This is part of IEEE Spectrum's special report: Nuclear Power Gets a Second Look
Soon, most nuclear power plants in the United States, having gone on-line in the 1960s and 1970s, will be reaching the end of their 40-year operating licenses. If they are to continue operating, their licenses must be renewed, a process started 10 years ago by the U.S. Nuclear Regulatory Commission, in Rockville, Md.
The reasons for renewal are economic: the plants are almost paid for, and with construction out of the way, the costs of supplying electricity are finally competitive with those of other energy sources, such as coal and natural gas. But safety still concerns nuclear critics, troubled by the known and unknown hazards of aging. For example, cracks in the control rod mechanism, equipment at the heart of the reactor, were unforeseen and in fact previously thought not to exist. But they now seem a real aging problem after all, undermining confidence that more years of safe operation lie ahead.
So far, the licenses of a half-dozen reactors have been renewed: in spring of 2000, two at Maryland's Calvert Cliffs plant, in Lusby, and three at South Carolina's Oconee nuclear facility, in Seneca; and this past June, Arkansas Nuclear One Unit 1 in Russellville. The six were among the more than 40 percent of 103 operating U.S. reactors whose licenses will expire before 2015, perhaps while they are still capable of efficient and safe production. Forty reactors may soon join the six; 14 have renewal applications in the review pipeline at the Nuclear Regulatory Commission (NRC) and the other 26 are expected to apply for renewal within the next six years.
In all likelihood, most of the nuclear fleet will follow suit, encouraged by the pathbreaking experiences of Calvert Cliffs and Oconee. These have graded what started out as a steep and expensive learning curve for the technical and regulatory part of the renewal procedure. As a prime example of beating that learning curve, Christopher Grimes, director of the NRC license renewal and standards branch, cited the license renewal of reactor unit 1 at the Arkansas Nuclear One facility. In June, Arkansas sailed from application to approval in a mere 17 months, compared with two years for Calvert and Oconee--a speed that may surprise those conditioned to a byzantine NRC regulatory system.

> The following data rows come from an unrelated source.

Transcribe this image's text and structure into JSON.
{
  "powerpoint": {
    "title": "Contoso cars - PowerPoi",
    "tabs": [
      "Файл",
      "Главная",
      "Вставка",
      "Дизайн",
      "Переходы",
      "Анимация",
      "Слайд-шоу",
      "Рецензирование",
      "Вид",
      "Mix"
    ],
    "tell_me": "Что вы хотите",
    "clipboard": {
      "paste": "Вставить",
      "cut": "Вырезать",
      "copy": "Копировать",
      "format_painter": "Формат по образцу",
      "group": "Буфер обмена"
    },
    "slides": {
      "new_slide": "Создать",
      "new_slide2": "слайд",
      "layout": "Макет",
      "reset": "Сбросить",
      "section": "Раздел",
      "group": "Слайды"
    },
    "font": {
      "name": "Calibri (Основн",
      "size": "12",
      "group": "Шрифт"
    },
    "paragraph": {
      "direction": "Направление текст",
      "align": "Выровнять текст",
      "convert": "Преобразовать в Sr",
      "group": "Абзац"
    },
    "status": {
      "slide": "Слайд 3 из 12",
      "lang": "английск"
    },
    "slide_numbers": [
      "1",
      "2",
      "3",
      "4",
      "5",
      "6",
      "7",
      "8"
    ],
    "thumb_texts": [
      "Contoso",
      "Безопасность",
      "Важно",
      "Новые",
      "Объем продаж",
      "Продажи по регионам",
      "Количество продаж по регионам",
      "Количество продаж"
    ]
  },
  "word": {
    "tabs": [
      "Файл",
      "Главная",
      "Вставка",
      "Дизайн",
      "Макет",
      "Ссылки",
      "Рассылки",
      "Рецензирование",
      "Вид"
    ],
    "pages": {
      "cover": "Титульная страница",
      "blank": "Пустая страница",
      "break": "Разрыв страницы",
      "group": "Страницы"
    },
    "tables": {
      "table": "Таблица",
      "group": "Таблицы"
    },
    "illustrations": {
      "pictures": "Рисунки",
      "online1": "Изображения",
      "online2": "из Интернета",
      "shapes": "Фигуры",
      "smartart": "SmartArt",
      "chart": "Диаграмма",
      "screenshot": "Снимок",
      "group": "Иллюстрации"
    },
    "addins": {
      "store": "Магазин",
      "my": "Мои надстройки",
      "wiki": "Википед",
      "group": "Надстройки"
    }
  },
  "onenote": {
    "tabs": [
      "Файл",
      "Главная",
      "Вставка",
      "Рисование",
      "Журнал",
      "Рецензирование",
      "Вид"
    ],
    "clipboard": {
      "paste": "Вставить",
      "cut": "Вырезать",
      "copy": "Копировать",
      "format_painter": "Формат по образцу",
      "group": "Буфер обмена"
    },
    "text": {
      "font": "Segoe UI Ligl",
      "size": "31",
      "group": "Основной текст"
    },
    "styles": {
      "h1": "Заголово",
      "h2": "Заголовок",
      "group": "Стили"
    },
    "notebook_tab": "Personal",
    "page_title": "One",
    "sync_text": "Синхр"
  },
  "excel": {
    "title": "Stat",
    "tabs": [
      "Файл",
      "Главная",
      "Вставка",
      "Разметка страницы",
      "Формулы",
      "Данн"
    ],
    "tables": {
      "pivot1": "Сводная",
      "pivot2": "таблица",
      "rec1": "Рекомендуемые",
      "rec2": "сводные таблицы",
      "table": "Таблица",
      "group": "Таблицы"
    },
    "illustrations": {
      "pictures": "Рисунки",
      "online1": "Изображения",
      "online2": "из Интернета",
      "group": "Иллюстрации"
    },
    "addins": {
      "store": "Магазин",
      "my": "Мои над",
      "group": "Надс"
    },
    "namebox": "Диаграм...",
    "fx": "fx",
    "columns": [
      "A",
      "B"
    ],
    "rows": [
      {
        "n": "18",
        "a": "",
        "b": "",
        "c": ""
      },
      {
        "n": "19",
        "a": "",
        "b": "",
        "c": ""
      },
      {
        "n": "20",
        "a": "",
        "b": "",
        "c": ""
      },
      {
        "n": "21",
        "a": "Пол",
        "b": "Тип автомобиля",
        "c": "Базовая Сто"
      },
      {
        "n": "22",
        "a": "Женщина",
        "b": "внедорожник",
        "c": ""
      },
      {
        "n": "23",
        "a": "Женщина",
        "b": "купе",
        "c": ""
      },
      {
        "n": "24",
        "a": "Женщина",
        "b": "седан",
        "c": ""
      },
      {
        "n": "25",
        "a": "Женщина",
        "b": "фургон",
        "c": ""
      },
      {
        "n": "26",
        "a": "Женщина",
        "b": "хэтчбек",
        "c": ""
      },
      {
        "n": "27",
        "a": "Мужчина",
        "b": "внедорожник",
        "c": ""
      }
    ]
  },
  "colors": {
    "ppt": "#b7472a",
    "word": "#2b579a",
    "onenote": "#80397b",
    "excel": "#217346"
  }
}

Utilities and regulators alike now express confidence in the smooth path they have developed. "Our initial experience with our license renewal process, by almost all measures, appears to have been successful," commissioner Greta Joy Dicus told the 16th International Conference on Structural Mechanics in Reactor Technology, held in August in Washington, D.C.
Unimpressed, nuclear opponents persist in questioning what has largely been a quiet process and say that government's expedited efforts to renew plants hamper meaningful public input [see "The Public's Window"]. Meanwhile, the rush to renew makes watchdog groups queasy about elderly reactors. They warn of heightened health hazards from an even greater accumulation of nuclear waste at reactor sites. And because no plant has in actuality operated for a full 40 years, the prospect of their safe management for 20 years more invites disbelief.
In favor of renewal
With initial construction costs paid for, two more decades with low overhead make future nuclear power more competitive with coal-burning and other kinds of power generation. Economically, the utilities' decision to renew "is a no-brainer," said Alan Nelson, senior project manager for licensing at the Nuclear Energy Institute, the nuclear industry's Washington, D.C.-based trade group. The 20-year extension may not only justify the roughly $15 million it costs to navigate the renewal process but also in effect underwrite costly repairs and equipment replacement of high-priced items like steam generator systems that usually must be replaced sometime during a reactor's original 40-year term. "The economics, of course, of replacing the steam generators was made pretty simple by the issuance of the renewed license," Christopher H. Poindexter, chairman of Calvert's Constellation Energy Group, of Baltimore, Md., told a conference of the Institute of Nuclear Power Operations (INPO) last year in Atlanta, Ga.